How To Guides
A desert golf cheat sheet: The 6 escape shots you need to work on
Many golfers make the trek to the desert—whether it’s Scottsdale, Palm Springs, Las Vegas or somewhere in between—to escape the cold during winter months. There are a variety of shots that will play differently in the desert—and being prepared for how to handle them will ensure your game will carry with you.
We asked Golf Digest 50 Best Teacher and tour short-game coach Stan Utley, who is based in parched Scottsdale, for tips on the different shots you need to hit that are native to the drier, firmer conditions.
The dirt lie trouble shot: Bottom out after impact
"Matthew Wolff really shows what the luck of the draw is when you hit it in the desert," says Utley.
"You can get a bare lie like this, or you could be three feet away in a bush and have no shot. When the ball is sitting clean, solid contact is critical. The bottom of your swing has to happen after the ball, not before it. Make your normal swing, but resist the temptation to scoop it or sweep it. That's when you bottom out early and blade it."
Watch Wolff execute the shot below:
The dry lie uphill pitch: How to read the grain
"You can see the shine on the grass Rory Sabbatini is dealing with—and look at the size of that divot when he hits it," says Utley.
"That's a clear indicator he's hitting into the grain. If you use too much leading edge and not enough bounce—or hit behind the ball—you're going to catch the club in the grain and leave the ball at your feet. He used a lofted wedge because he didn't have much green and the lie was uphill, but you can hit this shot with a pitching wedge and let the ball run—as long as you hit the ball first."
Watch Sabbatini judge the grain perfectly on this pitch shot:
The sidehill pitch: Recover your angles
"Camilo Villegas is doing exactly what you need to do on a tilted lie—he's changing his setup to get the club back to the lie angle it would sit at on a normal shot," says Utley.
"He chokes down on the club, which has the effect of getting him closer to the ball and making the shaft steeper. And because the ball is above his feet—which has the tendency to make the shot go left—he changes the face to account for that. He kept the face pointing to the sky on the follow-through to make sure he was using the loft."

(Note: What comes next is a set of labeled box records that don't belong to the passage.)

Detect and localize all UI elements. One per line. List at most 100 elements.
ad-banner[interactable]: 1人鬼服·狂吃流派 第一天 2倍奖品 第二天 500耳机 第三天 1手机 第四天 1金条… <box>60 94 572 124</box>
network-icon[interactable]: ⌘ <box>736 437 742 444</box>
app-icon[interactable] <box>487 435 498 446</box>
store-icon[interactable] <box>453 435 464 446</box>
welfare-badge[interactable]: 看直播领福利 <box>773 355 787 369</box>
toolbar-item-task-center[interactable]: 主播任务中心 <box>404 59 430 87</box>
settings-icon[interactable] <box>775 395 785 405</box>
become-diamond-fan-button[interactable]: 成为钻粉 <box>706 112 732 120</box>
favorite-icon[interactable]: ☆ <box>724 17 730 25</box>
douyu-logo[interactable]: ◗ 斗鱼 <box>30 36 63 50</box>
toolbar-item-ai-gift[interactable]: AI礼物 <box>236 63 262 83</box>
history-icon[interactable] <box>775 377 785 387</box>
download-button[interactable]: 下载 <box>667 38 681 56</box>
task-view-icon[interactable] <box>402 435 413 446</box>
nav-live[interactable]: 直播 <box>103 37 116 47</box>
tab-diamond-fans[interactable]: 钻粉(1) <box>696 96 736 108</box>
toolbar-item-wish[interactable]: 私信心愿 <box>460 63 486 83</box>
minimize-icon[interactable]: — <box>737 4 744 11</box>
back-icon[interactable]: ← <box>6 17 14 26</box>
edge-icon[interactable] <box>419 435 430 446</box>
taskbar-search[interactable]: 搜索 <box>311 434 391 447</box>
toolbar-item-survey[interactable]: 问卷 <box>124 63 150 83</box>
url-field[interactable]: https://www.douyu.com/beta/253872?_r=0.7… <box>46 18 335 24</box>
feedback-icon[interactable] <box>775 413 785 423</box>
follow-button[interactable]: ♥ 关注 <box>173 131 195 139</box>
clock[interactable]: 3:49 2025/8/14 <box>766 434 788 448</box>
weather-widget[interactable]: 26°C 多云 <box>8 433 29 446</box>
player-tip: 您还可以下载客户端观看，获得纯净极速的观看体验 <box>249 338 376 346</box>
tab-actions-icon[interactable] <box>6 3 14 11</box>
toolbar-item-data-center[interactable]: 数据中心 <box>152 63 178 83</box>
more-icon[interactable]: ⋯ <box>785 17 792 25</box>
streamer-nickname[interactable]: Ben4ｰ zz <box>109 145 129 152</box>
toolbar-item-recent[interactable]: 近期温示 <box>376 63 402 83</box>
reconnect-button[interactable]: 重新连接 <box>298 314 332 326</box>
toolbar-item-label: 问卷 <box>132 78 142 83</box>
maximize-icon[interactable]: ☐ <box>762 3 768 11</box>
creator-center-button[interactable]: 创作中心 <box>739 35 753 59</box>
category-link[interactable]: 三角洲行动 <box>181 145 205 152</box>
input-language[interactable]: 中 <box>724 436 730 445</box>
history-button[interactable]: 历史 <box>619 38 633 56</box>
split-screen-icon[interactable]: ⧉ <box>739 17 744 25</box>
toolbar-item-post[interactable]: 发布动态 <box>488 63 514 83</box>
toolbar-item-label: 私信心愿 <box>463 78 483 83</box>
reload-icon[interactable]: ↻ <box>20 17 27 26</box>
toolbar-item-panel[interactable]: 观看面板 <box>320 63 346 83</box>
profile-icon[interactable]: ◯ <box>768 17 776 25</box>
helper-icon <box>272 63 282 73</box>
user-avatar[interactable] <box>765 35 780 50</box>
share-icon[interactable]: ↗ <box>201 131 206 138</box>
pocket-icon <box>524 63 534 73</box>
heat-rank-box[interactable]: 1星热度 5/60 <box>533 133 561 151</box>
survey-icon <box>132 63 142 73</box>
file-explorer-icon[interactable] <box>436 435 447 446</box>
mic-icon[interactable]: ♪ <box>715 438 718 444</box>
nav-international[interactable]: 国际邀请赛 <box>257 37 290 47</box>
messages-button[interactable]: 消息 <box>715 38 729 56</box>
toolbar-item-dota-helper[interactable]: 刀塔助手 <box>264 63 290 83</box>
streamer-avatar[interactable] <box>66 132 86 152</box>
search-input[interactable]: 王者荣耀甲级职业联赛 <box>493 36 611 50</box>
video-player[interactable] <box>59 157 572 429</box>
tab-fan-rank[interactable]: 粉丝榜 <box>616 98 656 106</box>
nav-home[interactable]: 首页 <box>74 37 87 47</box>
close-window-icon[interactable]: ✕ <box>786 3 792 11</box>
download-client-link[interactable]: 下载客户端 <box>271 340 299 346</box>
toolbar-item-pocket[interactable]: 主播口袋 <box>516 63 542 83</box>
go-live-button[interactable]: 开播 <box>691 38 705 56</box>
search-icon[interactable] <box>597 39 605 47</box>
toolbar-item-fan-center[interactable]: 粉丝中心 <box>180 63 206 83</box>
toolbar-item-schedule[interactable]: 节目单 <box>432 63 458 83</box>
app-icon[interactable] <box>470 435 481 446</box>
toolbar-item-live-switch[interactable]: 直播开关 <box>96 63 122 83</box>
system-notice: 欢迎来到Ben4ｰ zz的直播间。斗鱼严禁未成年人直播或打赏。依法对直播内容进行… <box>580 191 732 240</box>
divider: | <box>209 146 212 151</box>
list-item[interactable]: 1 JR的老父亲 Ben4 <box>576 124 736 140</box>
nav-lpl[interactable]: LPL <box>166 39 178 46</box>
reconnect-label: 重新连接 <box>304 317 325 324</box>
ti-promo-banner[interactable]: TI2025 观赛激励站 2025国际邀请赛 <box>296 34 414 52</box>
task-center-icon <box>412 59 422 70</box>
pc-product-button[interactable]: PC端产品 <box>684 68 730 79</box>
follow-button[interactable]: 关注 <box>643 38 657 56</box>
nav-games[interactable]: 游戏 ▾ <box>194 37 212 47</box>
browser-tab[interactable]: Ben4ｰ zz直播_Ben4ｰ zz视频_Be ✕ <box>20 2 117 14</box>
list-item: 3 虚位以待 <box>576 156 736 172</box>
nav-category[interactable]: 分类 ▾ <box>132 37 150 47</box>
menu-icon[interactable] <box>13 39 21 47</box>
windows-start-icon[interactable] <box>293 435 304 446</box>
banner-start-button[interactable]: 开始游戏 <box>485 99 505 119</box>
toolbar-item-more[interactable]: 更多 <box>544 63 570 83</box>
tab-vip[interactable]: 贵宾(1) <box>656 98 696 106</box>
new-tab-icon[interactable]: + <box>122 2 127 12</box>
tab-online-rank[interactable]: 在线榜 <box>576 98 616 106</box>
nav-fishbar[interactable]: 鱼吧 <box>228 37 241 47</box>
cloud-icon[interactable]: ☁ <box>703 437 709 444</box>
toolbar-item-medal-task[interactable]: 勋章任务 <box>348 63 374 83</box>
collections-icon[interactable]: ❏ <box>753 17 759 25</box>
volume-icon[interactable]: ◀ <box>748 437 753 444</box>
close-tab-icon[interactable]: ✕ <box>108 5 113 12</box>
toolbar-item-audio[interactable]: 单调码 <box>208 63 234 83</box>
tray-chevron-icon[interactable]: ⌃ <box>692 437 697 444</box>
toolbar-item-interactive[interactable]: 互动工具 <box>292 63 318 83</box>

Here's Villegas hitting the sidehill pitch:
The off-speed wedge from a bare lie: Know carry and roll
"You can see just how precisely Sungjae Im is landing this little pitch shot. Because of how much he spins it, his carry yardage is pretty much his full yardage, and he puts it right where he wants it," says Utley.
"But when I play with amateurs, I usually see players who don't know how far their wedges carry and roll out from various lies. They just know one basic 'it goes this far' yardage. But on this 85-yard shot, you need to know how far you need to go to clear the pond, and how far the ball will tend to roll out when it lands before you pick the club to use."
Watch Sungjae execute this approach in his win at the Shriners:
The low-trajectory recovery pitch: Play it back in your stance with high loft
"Different clubs obviously produce different trajectories, but it's not always as simple as using, say, an 8-iron instead of a wedge to go under a tree like Sungjae Im is here," says Utley.
"He's taking a lofted wedge and playing the ball back in his stance to keep the trajectory down while still being able to use wedge grooves to get more spin on the ball to keep it from rolling out as much. His hands stay forward and the finish is low and short. Another thing tour players do with these is to actually go out and practice them. It forces you to adapt and be creative—which is what short game is."
Watch Sungjae play this shot below:
The high shot from Bermuda rough: Accelerate earlier
"I love the shot Adam Schenk is hitting here. He needs to hit it high, which requires some speed, but his follow through is almost nothing," says Utley.
"That shows you he accelerated the club early in the downswing instead of gunning it right down by the ball. Most amateurs do the opposite. They add a lot of speed late, and end up with this giant follow-through but compromise the quality of contact."